Any fan of the Harry Potter books knows that the walls of Hogwarts are lined with portraits whose subjects move around and talk inside their picture frames. And one of Harry’s most prized possessions is the Marauder’s Map, which shows the location of anyone on the school grounds at a given moment.
Wafers, such as the one EECS Professor Vivek Subramanian is holding, are used to fabricate printed circuits. (Photo by Bart Nagel) Moving portraits and maps with moving icons may sound like fantasy, but they could soon be reality. Vivek Subramanian is working on printable electronics—that is, real circuits that can be printed onto plastic by a standard inkjet or gravure printer. One application he has in mind is a flexible display that could be rolled up like a poster. Other applications include cheap, flexible radio-frequency ID (RFID) tags or printable biosensors that could detect milk that has soured.
Subramanian's interest in printable electronics was motivated by the inherent wastefulness of conventional integrated circuit fabrication, in which layers of material are deposited on top of a silicon wafer and then most of each layer is etched away again. A printer, by contrast, deposits ink only where it is needed. “Printed electronics cost more per transistor than silicon electronics, but in terms of cost per square centimeter, they are cheaper,” Subramanian says.
For printable electronics, engineers need inks that become functional electric materials after they dry—conductors, semiconductors, and dielectrics. Subramanian’s close ties with Berkeley's chemistry department help him to find candidate materials, and his research group does their own synthesis and manufacturing. “We synthesize our own chemicals, make our own printers, build our own transistors, diodes, and capacitors, and design our own circuits,” says Subramanian. “We’re near the leading edge, not because we’re doing things in a dramatically different way, but because we do all of our own engineering.”
Subramanian has developed a promising new material called “liquid gold”—a solution of extremely small gold crystals, each only 20 atoms across and encapsulated in an organic shell. “Normally gold doesn’t dissolve, but when you make it into really small particles it does,” he says. “The melting point also goes down from about 1000 degrees Celsius to 100 degrees. That means we can print it out on plastic and then heat it up. The gold melts and forms a continuous film.” Presto—a printed wire!

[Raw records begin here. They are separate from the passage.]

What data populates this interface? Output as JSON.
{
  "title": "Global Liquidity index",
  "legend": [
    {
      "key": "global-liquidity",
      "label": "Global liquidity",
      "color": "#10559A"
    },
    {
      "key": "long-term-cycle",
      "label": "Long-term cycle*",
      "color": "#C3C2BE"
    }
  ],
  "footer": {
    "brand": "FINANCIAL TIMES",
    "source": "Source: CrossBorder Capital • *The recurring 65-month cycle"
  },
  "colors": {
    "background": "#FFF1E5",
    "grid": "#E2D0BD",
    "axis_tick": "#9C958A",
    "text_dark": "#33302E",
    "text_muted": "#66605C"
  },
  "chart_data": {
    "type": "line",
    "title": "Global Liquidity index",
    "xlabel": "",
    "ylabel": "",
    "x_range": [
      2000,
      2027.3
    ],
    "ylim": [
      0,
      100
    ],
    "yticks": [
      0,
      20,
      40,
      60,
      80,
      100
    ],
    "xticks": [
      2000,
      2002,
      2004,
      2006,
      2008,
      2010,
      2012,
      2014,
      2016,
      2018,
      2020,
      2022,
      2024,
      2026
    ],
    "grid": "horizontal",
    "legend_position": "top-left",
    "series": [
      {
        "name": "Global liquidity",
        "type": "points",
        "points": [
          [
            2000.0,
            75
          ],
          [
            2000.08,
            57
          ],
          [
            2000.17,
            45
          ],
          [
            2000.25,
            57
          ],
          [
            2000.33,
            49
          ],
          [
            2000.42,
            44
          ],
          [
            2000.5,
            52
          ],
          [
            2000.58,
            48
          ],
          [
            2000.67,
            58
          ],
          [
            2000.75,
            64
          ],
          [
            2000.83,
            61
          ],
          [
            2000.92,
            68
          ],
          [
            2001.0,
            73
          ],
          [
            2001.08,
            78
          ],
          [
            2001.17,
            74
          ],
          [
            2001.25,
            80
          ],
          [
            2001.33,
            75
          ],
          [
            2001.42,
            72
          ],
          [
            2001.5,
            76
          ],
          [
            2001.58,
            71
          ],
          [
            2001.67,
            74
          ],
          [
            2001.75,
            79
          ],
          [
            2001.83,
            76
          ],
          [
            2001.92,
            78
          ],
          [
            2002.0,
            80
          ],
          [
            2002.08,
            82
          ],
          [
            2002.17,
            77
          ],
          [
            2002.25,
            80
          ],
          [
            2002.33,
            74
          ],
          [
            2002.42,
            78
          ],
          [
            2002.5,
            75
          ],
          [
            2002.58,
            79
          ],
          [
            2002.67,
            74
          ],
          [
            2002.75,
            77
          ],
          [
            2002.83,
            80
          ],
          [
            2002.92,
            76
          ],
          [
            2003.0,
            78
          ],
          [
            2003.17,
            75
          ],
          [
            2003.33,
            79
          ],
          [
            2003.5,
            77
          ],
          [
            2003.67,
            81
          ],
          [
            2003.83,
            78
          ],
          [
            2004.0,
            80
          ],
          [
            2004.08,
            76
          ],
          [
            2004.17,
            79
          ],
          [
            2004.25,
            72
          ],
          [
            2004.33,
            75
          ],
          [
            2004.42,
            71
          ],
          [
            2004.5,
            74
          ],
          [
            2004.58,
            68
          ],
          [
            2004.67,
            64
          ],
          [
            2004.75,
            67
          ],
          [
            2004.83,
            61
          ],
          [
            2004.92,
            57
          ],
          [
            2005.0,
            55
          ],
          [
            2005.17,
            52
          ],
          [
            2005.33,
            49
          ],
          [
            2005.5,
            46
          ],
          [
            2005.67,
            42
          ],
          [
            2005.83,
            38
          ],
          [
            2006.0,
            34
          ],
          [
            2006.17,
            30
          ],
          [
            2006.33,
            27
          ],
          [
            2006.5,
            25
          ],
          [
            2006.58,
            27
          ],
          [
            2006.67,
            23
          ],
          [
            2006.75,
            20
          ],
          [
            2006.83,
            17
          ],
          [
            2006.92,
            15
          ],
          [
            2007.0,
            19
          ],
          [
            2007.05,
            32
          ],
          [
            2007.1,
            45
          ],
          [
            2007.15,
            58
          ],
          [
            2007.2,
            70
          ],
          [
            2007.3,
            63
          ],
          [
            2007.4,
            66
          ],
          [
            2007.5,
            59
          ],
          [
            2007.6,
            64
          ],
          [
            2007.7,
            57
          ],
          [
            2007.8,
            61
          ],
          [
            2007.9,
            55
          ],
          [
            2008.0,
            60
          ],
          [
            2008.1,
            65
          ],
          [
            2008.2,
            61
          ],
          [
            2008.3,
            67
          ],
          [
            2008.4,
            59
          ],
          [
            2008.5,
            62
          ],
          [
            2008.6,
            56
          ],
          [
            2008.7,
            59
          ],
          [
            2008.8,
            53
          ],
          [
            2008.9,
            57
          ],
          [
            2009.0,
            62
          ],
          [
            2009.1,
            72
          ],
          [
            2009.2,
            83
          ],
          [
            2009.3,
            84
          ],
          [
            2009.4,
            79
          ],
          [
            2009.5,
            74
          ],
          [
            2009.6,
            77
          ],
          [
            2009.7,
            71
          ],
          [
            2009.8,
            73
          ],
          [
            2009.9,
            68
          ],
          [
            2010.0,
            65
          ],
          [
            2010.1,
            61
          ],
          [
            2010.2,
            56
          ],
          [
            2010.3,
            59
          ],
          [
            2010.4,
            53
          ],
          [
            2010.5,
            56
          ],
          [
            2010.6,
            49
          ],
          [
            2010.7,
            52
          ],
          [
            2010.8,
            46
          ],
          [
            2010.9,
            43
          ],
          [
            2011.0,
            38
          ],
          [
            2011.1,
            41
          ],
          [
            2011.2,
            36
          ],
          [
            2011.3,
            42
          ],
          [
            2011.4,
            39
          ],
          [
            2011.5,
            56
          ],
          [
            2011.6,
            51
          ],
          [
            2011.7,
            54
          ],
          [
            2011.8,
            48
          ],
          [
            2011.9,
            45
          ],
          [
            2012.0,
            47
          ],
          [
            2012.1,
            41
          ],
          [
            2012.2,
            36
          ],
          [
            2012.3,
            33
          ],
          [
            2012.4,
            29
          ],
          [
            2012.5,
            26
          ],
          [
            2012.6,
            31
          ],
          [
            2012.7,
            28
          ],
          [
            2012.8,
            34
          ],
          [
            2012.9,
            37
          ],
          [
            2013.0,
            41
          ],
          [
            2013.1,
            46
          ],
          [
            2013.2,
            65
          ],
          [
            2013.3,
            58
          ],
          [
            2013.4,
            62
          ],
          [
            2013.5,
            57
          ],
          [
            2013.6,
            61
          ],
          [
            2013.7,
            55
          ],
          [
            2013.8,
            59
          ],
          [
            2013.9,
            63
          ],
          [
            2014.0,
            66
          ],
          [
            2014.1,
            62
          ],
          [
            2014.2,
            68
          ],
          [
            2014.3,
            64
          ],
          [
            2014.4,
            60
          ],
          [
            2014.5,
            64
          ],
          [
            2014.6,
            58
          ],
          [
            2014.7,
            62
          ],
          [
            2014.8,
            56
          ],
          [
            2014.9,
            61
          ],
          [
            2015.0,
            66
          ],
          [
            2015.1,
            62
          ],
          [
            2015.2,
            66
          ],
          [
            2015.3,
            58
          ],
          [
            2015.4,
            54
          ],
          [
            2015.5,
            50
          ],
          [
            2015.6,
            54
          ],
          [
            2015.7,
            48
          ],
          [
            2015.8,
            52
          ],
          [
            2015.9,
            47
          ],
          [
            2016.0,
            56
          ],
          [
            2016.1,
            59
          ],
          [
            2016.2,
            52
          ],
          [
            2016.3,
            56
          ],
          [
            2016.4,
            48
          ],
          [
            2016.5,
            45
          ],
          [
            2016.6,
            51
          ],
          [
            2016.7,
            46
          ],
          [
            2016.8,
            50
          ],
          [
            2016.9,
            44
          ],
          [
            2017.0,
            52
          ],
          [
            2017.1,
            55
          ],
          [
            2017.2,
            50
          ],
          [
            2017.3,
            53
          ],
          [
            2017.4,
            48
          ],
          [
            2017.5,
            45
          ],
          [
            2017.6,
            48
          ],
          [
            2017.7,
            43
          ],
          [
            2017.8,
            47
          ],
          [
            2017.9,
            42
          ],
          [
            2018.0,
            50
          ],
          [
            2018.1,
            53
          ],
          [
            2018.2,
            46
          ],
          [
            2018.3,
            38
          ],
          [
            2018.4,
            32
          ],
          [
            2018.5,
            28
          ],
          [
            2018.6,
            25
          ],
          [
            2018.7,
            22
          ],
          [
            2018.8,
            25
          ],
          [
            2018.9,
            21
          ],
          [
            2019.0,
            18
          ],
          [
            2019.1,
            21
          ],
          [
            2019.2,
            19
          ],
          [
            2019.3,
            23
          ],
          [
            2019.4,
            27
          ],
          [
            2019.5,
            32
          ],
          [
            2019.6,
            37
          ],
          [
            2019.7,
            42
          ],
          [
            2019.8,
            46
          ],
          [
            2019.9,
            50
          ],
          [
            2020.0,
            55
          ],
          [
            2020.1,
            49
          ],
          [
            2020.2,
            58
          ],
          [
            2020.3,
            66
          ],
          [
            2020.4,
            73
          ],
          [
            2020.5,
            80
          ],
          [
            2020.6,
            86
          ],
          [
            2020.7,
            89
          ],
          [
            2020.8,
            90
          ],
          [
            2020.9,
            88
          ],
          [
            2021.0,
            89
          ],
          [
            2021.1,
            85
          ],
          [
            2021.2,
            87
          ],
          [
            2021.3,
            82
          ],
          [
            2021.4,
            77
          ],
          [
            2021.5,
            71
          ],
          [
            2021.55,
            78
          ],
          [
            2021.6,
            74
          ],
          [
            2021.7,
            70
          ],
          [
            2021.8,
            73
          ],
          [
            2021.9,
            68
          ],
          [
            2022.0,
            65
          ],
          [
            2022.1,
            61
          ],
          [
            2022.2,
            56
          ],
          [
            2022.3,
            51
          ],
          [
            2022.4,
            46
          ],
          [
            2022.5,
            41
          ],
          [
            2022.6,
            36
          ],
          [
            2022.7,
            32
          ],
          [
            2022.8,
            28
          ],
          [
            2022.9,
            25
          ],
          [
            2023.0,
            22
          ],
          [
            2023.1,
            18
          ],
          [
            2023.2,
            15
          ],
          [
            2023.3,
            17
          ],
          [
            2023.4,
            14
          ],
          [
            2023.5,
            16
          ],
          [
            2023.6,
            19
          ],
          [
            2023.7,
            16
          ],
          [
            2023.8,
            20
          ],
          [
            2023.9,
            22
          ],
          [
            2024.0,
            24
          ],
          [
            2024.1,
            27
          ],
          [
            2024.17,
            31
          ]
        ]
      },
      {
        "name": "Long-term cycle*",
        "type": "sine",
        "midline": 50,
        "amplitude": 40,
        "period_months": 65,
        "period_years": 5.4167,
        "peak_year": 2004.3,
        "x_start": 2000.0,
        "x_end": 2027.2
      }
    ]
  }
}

At present, the finest details that Subramanian can print are more than 100 times larger than the components in a Pentium chip. For that reason, he is working on applications that do not require nanometer-scale electronics. Displays, for example, are one of the few areas of electronics where bigger is better, and they also enable him to exploit the economics of printed electronics.

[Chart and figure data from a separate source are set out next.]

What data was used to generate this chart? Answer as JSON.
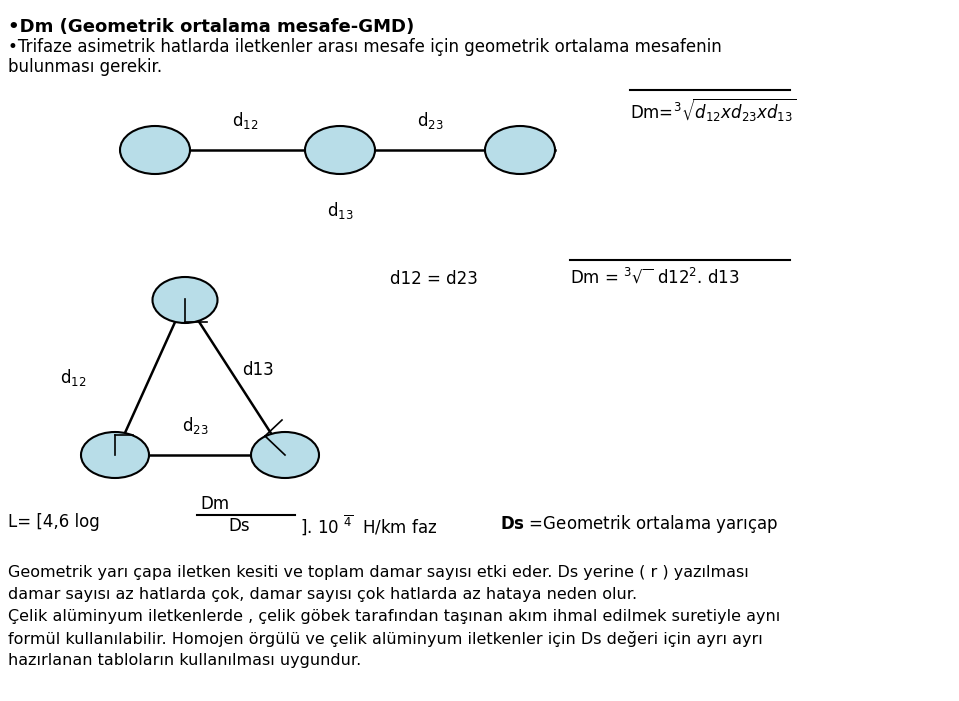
{
  "bg_color": "#ffffff",
  "ellipse_fill": "#b8dde8",
  "ellipse_edge": "#000000",
  "line_color": "#000000",
  "title1": "•Dm (Geometrik ortalama mesafe-GMD)",
  "title2": "•Trifaze asimetrik hatlarda iletkenler arası mesafe için geometrik ortalama mesafenin",
  "title3": "bulunması gerekir.",
  "text_bottom1": "Geometrik yarı çapa iletken kesiti ve toplam damar sayısı etki eder. Ds yerine ( r ) yazılması",
  "text_bottom2": "damar sayısı az hatlarda çok, damar sayısı çok hatlarda az hataya neden olur.",
  "text_bottom3": "Çelik alüminyum iletkenlerde , çelik göbek tarafından taşınan akım ihmal edilmek suretiyle aynı",
  "text_bottom4": "formül kullanılabilir. Homojen örgülü ve çelik alüminyum iletkenler için Ds değeri için ayrı ayrı",
  "text_bottom5": "hazırlanan tabloların kullanılması uygundur.",
  "ds_bold_text": "Ds =Geometrik ortalama yarıçap"
}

Subramanian’s group split the challenge of making a display into two smaller problems: First, to print liquid crystals—the kinds used in laptop displays—onto a flexible substrate such as plastic or rubber. Second, to print out transistors that can tell the liquid crystals what to do. He has achieved both of these goals and he is now in the process of integrating them into a working prototype.

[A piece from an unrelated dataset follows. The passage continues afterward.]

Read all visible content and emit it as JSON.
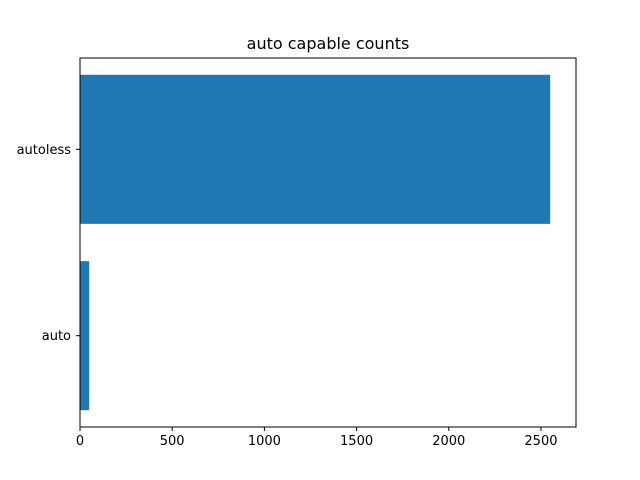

Another promising application for printable electronics is RFID tags—identifiers containing tiny chips and antennas that enable them to listen for radio queries and respond with identification data. RFID tags have become increasingly popular with businesses, which use them for tracking inventory in large warehouses, but the tags are relatively costly. For the industry to really take off, Subramanian believes, the price must come down to under a half a cent per tag, which printable electronics could achieve. At that point, he says, RFID tags could be attached to every item in a supermarket: tracking inventory would be effortless and checkout lines would become obsolete.